For instance, if you offer someone payment protection insurance, their response to that offer is an indicator as to whether you needed to offer it to them in the first place. Some of these indicators are counter-intuitive, so when a result turns up that you’re not expecting, it’s really very interesting. It’s all about the ‘Ah-hahs’ in life.
IA: How have you turned the success you’ve had in analyzing and using data into better customer service?
CD: The main benefit for customers is that that people that otherwise would not find it easy to get credit can get credit from us. Although some of the more traditional players are starting to dip their toe into the higher credit risk bracket, they’ve only done so very slightly. At the end of the day though, we’re not a charity, we’re a business. Part of what we do is to tailor the products and the charges associated with them relative to the profile of the various customer segments. The whole purpose of our data analysis machine is that we want to identify upfront who are the people that are going to pay us back and who are not.
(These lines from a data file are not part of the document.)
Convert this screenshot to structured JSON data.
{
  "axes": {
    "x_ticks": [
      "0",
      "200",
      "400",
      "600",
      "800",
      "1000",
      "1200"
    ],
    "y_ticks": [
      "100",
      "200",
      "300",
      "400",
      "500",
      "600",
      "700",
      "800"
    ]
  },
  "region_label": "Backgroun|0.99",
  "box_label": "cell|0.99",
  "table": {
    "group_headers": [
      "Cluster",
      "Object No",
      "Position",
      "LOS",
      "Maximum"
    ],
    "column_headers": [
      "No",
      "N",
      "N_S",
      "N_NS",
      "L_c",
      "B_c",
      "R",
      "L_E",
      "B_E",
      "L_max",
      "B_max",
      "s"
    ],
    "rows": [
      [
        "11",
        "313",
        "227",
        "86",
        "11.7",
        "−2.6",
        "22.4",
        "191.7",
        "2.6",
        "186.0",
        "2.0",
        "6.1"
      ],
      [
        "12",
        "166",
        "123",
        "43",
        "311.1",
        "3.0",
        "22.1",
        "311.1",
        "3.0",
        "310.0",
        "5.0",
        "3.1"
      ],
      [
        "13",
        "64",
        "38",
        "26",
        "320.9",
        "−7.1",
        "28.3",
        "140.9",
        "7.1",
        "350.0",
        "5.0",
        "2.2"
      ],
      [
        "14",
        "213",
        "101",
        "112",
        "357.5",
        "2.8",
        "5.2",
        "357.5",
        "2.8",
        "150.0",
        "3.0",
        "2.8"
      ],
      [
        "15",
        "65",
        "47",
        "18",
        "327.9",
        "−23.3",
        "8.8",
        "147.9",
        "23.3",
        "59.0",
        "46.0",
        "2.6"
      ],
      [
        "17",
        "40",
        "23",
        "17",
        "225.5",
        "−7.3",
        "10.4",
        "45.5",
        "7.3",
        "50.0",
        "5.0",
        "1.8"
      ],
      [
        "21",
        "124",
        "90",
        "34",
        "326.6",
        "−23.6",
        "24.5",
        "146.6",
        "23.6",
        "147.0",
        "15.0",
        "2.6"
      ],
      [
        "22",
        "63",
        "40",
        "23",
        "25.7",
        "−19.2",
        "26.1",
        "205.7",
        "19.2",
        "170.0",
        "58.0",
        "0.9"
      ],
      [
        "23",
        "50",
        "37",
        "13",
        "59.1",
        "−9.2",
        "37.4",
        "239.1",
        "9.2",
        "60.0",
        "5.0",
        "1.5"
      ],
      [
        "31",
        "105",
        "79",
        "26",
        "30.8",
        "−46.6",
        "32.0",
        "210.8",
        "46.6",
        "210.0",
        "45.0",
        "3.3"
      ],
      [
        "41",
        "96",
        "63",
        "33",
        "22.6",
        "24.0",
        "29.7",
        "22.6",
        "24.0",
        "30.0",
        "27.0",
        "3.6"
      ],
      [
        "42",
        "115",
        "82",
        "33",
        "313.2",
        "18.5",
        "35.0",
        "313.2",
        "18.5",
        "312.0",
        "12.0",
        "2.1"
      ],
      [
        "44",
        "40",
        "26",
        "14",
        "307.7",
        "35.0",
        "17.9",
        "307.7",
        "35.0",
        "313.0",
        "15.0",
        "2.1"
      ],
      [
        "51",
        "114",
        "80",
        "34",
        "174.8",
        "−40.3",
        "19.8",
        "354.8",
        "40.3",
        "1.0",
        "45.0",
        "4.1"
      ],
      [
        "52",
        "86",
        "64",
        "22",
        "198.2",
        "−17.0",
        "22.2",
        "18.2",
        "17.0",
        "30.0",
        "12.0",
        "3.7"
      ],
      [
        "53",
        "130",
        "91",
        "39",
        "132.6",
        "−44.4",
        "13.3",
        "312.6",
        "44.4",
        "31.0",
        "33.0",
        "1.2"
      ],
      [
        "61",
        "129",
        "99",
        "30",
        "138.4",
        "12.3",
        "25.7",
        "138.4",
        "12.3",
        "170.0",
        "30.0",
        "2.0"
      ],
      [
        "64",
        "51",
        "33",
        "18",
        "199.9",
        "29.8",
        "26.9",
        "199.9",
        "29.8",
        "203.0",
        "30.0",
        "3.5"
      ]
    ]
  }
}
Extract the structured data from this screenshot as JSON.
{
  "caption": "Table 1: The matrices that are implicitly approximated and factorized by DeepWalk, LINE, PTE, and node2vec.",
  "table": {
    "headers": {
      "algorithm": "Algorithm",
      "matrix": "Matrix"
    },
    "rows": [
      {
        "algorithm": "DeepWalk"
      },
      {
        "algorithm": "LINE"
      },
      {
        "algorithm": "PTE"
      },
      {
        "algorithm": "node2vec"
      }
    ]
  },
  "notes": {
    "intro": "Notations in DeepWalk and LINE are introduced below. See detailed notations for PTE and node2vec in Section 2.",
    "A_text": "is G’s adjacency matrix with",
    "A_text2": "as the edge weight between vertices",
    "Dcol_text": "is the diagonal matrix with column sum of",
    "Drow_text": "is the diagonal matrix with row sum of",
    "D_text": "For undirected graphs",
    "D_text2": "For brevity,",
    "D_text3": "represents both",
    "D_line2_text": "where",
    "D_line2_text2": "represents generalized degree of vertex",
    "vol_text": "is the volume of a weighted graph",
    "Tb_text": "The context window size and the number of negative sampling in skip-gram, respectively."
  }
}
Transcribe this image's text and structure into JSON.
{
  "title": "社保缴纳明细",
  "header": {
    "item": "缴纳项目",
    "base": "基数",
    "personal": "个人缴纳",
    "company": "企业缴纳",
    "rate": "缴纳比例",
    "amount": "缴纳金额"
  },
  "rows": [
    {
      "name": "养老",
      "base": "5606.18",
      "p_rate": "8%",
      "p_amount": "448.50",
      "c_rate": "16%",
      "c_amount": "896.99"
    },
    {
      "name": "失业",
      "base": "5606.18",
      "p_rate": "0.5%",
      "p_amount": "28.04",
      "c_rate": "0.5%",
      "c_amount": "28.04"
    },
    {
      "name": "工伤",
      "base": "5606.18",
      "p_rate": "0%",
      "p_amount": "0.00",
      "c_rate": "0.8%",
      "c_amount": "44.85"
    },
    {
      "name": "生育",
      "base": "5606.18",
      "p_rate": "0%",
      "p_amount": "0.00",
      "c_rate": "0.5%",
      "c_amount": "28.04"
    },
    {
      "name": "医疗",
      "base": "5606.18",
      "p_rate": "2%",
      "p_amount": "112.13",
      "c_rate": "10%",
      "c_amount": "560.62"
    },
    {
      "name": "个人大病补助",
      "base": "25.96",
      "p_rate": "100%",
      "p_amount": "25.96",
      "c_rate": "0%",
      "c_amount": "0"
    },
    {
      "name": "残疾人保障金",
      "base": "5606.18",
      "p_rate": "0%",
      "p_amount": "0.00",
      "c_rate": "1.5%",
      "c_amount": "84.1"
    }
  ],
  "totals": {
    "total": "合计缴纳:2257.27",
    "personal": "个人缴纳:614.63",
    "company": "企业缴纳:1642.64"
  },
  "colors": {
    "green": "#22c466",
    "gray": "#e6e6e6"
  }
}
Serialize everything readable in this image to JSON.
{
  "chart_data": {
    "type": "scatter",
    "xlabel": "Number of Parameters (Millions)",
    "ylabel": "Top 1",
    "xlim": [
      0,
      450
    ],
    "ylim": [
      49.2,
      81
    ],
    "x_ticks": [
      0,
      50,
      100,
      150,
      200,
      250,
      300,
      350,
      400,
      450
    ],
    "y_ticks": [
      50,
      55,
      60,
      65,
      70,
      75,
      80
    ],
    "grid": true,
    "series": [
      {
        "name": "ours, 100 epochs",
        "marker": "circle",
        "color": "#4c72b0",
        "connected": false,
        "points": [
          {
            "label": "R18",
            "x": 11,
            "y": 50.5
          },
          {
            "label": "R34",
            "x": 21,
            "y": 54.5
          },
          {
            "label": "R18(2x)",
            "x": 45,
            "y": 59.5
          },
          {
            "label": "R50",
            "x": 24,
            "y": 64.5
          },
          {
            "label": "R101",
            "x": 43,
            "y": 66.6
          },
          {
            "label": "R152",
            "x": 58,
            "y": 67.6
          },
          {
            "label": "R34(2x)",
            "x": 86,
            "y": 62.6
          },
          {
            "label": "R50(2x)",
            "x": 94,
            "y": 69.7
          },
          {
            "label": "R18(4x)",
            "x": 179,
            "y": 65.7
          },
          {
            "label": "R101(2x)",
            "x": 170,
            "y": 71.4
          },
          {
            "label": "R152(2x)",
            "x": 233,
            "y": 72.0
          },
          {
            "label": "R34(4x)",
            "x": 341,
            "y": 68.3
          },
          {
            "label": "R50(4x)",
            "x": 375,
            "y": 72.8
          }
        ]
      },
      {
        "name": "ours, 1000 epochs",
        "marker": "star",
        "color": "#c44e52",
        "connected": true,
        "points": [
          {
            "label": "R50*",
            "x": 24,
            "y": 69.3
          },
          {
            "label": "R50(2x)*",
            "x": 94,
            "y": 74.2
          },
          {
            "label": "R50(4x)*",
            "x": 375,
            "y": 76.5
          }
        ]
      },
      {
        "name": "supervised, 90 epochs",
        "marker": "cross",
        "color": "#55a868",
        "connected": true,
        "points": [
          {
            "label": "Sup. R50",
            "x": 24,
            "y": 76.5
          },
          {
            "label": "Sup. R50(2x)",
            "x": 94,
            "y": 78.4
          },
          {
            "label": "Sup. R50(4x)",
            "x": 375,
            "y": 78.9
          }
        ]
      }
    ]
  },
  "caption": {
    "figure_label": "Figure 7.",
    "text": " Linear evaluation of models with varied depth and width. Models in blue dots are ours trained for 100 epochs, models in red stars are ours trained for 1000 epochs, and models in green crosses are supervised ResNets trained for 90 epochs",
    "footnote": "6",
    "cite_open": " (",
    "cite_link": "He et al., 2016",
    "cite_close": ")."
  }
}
IA: This technology-centric, information-based strategy places a lot of focus on your position as CIO. How does Capital One bridge the traditional divide between the IT and business functions, and how does this affect your role on a day-to-day basis?
CD: It is certainly true to say that technology is a core component of how we do our business. In more traditional or historical organizations, the IT guys tend to have a sense of inferiority, but that doesn’t happen here. Before I joined Capital One I actually had a conversation with one of the founders, Nigel Morris, about the relationship between business and IT. Having worked in some of the larger institutions, I knew what different types of relationships there could be. Morris said that in Capital One, he thought the relationship [between the IT and business functions] was the best he’d ever seen, but it still wasn’t where he wanted it to be.
So when we have discussions about new strategies and products, both operations and IT are involved in those discussions rather than us getting a letter on Monday morning saying, ‘Can you implement this on Wednesday?’ That’s not to say it’s perfect. Sometimes if someone’s got a bright idea they forget to think about some of the IT logistics. But that’s the exception. The norm is that we get involved.
Case questions
1. What is their business strategy to grow profitably and compete over the long term?
2. Describe how Capital One uses information to implement their strategy? What kinds of information do they use and where does it come from (sources)?
3. Describe their notion of a “scientific test”. Compare and contrast this approach to product development and launch with a more traditional approach that a manufacturing company might use.
4. Describe the information technologies/systems used to support the “scientific test” approach. Are these investments justified?